Whatever became of him, I would never find out.
He left, just like I always knew he would, but even though I had known this, even though I accepted it and did my best to curb all hope or expectation, it still hurt.
And even though it hurt, I still reached out for him –
But even if he had turned around, I never could have followed him.
There was blood coming from my eyes. Blood coming from my nose. Blood being spat out, coughed up, vomited forth, coing from every which way, egressing from every single orifice and even places that were never mean to be so, spurting from every little pore – lumps of hair falling down, clumps of flesh landing with wet sounds – I had tried to stop my fall with my arms, but their joints refused to keep their shape and bent sideways, coming to lay on the floor in a puddle spreading from all of me, knowing then I would end as thin liquid just as the one I had been sacrificed to revive – but already the lights of my thinking were going out, my trains of thought splintering, failing to even recall why it had once seemed so important to maintain cohesion, or what it even what that I'd wanted to hold onto…
The only place where I could exist or belong to... was already fading away….
…
I awakened in the deepness on the night.
The curtains of my room were all but pierced by the cold, pale light of a bright, foreboding full moon.
I knew that the vision had passed, but I could not keep myself from touching my limbs just to make sure that they were still there.

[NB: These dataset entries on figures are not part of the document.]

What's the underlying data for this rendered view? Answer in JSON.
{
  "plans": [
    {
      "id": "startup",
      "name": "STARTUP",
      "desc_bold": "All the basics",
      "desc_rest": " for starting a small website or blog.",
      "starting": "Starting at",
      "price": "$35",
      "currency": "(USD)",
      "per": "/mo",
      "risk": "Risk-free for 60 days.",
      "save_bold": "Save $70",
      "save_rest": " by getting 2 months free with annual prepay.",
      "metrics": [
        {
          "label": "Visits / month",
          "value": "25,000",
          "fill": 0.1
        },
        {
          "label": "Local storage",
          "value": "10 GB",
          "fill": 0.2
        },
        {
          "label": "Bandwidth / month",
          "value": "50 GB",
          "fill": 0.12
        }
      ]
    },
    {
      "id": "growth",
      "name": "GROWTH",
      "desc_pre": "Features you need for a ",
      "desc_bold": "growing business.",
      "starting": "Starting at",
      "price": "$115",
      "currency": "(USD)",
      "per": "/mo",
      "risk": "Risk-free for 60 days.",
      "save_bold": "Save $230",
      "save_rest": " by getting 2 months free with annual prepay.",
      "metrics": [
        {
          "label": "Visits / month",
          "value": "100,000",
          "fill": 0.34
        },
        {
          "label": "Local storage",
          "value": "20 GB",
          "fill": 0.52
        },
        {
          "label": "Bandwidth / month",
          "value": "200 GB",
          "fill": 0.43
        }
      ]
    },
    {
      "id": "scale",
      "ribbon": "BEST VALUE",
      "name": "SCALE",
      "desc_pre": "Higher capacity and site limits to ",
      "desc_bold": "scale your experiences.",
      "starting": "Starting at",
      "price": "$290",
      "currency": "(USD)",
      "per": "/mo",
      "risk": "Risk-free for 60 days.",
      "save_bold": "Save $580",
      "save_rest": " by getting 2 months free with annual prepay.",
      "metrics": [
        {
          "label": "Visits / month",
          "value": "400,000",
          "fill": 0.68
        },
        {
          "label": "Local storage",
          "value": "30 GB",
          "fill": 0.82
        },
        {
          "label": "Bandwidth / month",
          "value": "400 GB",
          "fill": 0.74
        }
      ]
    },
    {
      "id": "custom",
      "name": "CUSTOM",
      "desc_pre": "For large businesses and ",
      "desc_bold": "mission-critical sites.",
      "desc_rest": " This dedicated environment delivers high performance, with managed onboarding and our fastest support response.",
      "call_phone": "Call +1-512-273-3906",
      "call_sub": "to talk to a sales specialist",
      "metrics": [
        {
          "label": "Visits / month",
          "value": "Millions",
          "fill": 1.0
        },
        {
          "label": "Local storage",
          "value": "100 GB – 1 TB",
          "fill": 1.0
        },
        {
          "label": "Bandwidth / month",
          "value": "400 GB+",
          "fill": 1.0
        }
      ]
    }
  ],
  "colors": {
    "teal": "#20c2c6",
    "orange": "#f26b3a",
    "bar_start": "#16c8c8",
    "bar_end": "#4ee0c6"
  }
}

It wasn't real. None of that had happened. None of it should matter upon awakening, and yet -
I felt a lingering discombulation, a coloration of feelings remaining behind within my form, bleeding through into inevitable reality.
I tried hard not to think of it as a symptom of anything, and though I decided that I didn't, I spent a good while pacing myself in my room, going to the sink, covering my face in water, as if to convince some dim, inacessible part of mine that I could not presently be dying.
Not yet.
But I understood then, with prophetic certainty, than what I had just seen was exactly what was going to happen to me – the exact story of how I was going to lose everything.